Agora outra coisa pois voupedir-lhe um esclarecimento de terminologia canora. Portamento. Já li a definição, mas não tenho a certeza. "Portamento", "portare", então "levar", "transportar". No quarto verso da Casta Diva de cada uma das duas secções, a voz é sucessivamente transportada para uma região aguda sem respiração. É essa técnica de elevar a voz o "portamento"? Ou após os quatros versos serão aquelas modulações que o soprano troca com o coro? Tudo isto a propósito de uma crítica que li e que fala de "portamento" na Casta Diva.
Um abraço

Anónimo disse...

Caro Hugo:
As duas Boémias foram:
(1966): Adriana Maliponti, Gianni Raimondi, Enzo Sordello, Anna Gasparini, Paolo Washington
(1970): Adriana Maliponti, Veriano Lucheti, Franco Bordoni, Elena Baggiore, Mario Rinaudo

Quanto ao quarto acto da Boémia continuo a dizer-lhe que tirando aquelas partes, o resto não gosto. O faz a Boémia ficar no reportório e ser tão popular, para além do trama, é a música da sequência final do primeiro acto (sublime) , a ária da Musette, e todo o Terceiro acto. No início da ópera há grande ciência musical, Puccini segue um pouco as pisadas do Falstaff, mas só por si não se implanta. Mas, no total é uma grande ópera, embora eu prefira de longe a Tosca e a Madame Butterfly. Eu durante muitos anos só tive a Boémia da Tebaldi / Bergonzi. É uma opinião.

Ricardo disse...

Caro Raul,

as 2 subidas ao agudo na Casta Diva estão escritas na partitura. É um melisma ascendente.

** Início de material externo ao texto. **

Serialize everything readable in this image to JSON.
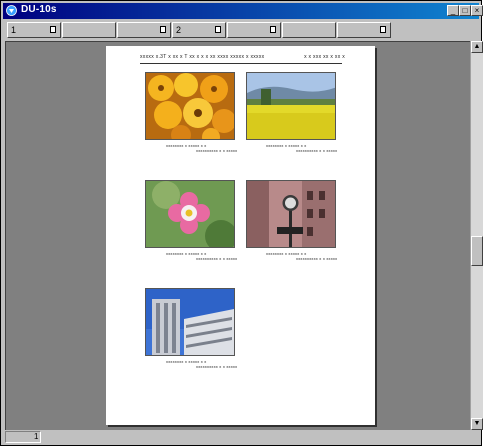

O "portamento" é um recurso estilístico/expressivo que consiste em ligar uma nota à seguinte (normalmente separadas por um mínimo de 1 tom) cantando as notas intermédias com um ligeiro vibrato. Ouça uma Violetta que cante o sobreagudo no fim do sempre libera para ouvir o efeito. Regra geral, elas fazem um portamento entre o sobreagudo e a última nota. Funciona também ao contrário, de uma aguda para uma mais grave.
No caso da Casta Diva, as subidas ao agudo de que fala estão escritas, por isso não é um portamento, visto que este é mais da ordem da expressão estilística da obra. Aquilo a que a crítica que leu se refere deve ser ao final, em que normalmente as cantoras sobem a um agudo de preferência em pianíssimo (Caballé, Theatre Antique D'Orange é o melhor exemplo) e depois deslizam até à nota final. Se bem que aí, o termo "cromatismo" é mais correcto, uma vez que passam por todas as notas intermédias, de meio tom em meio tom, desde a mais aguda À mais grave.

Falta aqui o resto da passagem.